Cappotto al Pd: la Lombardia spazzata dal vento del centrodestra

Il fronte dei moderati che si presenta unito espugna comuni storicamente della sinistra; Bussolati: "A Cinisello sconfitta che fa male"

Nella notte di san Giovanni Battista, a finire mozzata sul vassoio è la testa del centrosinistra. Anzi forse più precisamente quella del Partito democratico decapitata anche in questa nuova apertura di urne da un elettorato che sembra non volerne più sapere delle sue politiche. Che si tratti di governo o di sindaci e amministratori locali poco sembra cambiare in un'onda lunga di rabbia che non sembra volersi arrestare.

A finire al centrodestra è come previsto Sondrio, ma soprattutto (e questo solo fino a pochi mesi fa sarebbe sembrata una fake news) la roccaforte rossa di Cinisello Balsamo che a un anno di distanza fa la stessa fine di Sesto san Giovanni passata per la prima volta nella storia repubblicana nelle mani di un sindaco di centrodestra, quel bravo Roberto Di Stefano che in questi primi mesi ha dimostrato di saper tenere bene il timone. E che forse ha suggerito una nuova strada anche agli elettori di un Comune tradizionalmente di sinistra e che con i suoi 76mila residenti può senz'altro essere considerato un test piuttosto significativo. Ben più largo delle aspettative il vantaggio del trentaduenne Giacomo Ghilardi che a Cinisello ha saputo battere di ben 15 punti la sindaca uscente Siria Trezzi sostenuta da tutto il centrosinistra e superata già al primo turno di cinque punti (45,9 a 41). Ieri il tabellino ha segnato un 57,3 a 42,7 per il leghista entrato in Comune nel 2013, a dimostrazione di come il vento di una Lega griffata Matteo Salvini sia in grado di abbattere le mura anche di uno storico fortino. E soprattutto di come la ricetta di un centrodestra unito sia ancora vincente. «A Cinisello Balsamo la sconfitta è dura e fa male» è costretto ad ammettere a scrutinio nemmeno concluso il segretario metropolitano del Pd Pietro Bussolati.

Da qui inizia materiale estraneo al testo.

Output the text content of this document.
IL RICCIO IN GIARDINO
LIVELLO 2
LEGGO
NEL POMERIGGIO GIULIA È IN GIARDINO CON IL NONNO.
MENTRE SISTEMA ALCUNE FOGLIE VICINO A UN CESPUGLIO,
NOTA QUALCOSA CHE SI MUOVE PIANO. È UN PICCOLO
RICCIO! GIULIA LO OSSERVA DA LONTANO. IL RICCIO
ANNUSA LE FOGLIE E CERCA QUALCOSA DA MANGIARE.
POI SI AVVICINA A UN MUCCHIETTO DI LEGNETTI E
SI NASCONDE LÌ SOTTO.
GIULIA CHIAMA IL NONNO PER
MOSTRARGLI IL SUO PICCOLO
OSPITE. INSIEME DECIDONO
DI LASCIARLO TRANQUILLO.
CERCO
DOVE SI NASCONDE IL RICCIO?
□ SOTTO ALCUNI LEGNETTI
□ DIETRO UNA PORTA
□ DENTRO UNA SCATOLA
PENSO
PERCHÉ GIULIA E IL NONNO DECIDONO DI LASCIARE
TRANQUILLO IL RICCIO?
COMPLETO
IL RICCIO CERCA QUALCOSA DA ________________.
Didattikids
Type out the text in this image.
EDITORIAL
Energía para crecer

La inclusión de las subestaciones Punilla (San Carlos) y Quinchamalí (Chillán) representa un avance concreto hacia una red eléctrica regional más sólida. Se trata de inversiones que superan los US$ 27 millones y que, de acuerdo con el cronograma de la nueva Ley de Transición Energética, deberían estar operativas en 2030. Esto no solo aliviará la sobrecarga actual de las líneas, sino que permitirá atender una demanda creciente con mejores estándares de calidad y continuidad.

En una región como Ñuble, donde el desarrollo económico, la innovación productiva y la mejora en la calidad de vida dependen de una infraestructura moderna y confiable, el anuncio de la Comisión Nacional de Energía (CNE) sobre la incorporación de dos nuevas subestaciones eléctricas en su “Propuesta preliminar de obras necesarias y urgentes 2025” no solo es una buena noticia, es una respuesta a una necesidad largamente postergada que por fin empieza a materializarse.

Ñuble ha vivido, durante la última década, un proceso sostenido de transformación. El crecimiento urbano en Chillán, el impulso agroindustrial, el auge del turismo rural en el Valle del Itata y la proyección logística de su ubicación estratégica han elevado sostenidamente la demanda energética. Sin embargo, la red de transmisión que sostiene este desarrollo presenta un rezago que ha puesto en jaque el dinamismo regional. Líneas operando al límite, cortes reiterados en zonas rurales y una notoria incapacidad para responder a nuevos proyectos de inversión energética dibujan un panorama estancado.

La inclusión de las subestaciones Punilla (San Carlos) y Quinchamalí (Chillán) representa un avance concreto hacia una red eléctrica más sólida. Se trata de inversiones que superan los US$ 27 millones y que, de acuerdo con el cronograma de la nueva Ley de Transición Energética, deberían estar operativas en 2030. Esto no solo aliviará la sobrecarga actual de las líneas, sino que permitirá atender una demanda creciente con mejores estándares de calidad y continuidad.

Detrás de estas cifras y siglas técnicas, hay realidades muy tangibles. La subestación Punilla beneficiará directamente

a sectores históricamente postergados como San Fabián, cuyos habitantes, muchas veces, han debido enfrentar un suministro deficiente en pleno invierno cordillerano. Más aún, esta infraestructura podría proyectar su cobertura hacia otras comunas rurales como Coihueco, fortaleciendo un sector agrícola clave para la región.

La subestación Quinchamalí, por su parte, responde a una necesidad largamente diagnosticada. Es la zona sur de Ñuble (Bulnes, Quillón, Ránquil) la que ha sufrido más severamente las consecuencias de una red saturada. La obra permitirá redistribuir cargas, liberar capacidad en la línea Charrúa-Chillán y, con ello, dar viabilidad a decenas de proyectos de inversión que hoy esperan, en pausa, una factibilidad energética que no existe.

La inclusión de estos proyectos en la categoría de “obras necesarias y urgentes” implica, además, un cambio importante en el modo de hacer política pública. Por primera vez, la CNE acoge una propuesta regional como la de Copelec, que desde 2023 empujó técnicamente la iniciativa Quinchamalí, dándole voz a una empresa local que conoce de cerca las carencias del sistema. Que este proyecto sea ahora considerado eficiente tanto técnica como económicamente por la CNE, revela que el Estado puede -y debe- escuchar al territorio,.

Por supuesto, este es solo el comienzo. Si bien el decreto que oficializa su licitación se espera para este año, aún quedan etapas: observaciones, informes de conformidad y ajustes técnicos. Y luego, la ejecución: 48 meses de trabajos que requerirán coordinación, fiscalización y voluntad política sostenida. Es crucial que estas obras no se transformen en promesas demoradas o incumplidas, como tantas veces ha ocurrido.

Super batosta per la sinistra anche a Sondrio, l'unico capoluogo di provincia della Lombardia andato ieri al ballottaggio e dove a vincere, anzi a trionfare, è stato Marco Scaramellini, il candidato di un vasto fronte civico e di centrodestra che al primo turno aveva già battuto, e di ben 11 punti, Nicola Giugni. Un divario che in due settimane è aumentato fino a raggiungere un sonante 60,4 per cento contro il 39,6. A completare il successo del centrodestra le vittorie di Carate e Seveso in Brianza e nel Milanese Bareggio che va al volto nuovo della Lega Linda Colombo. La sinistra fa il colpo a Gorgonzola e tiene Seregno, Brugherio e Nova Milanese.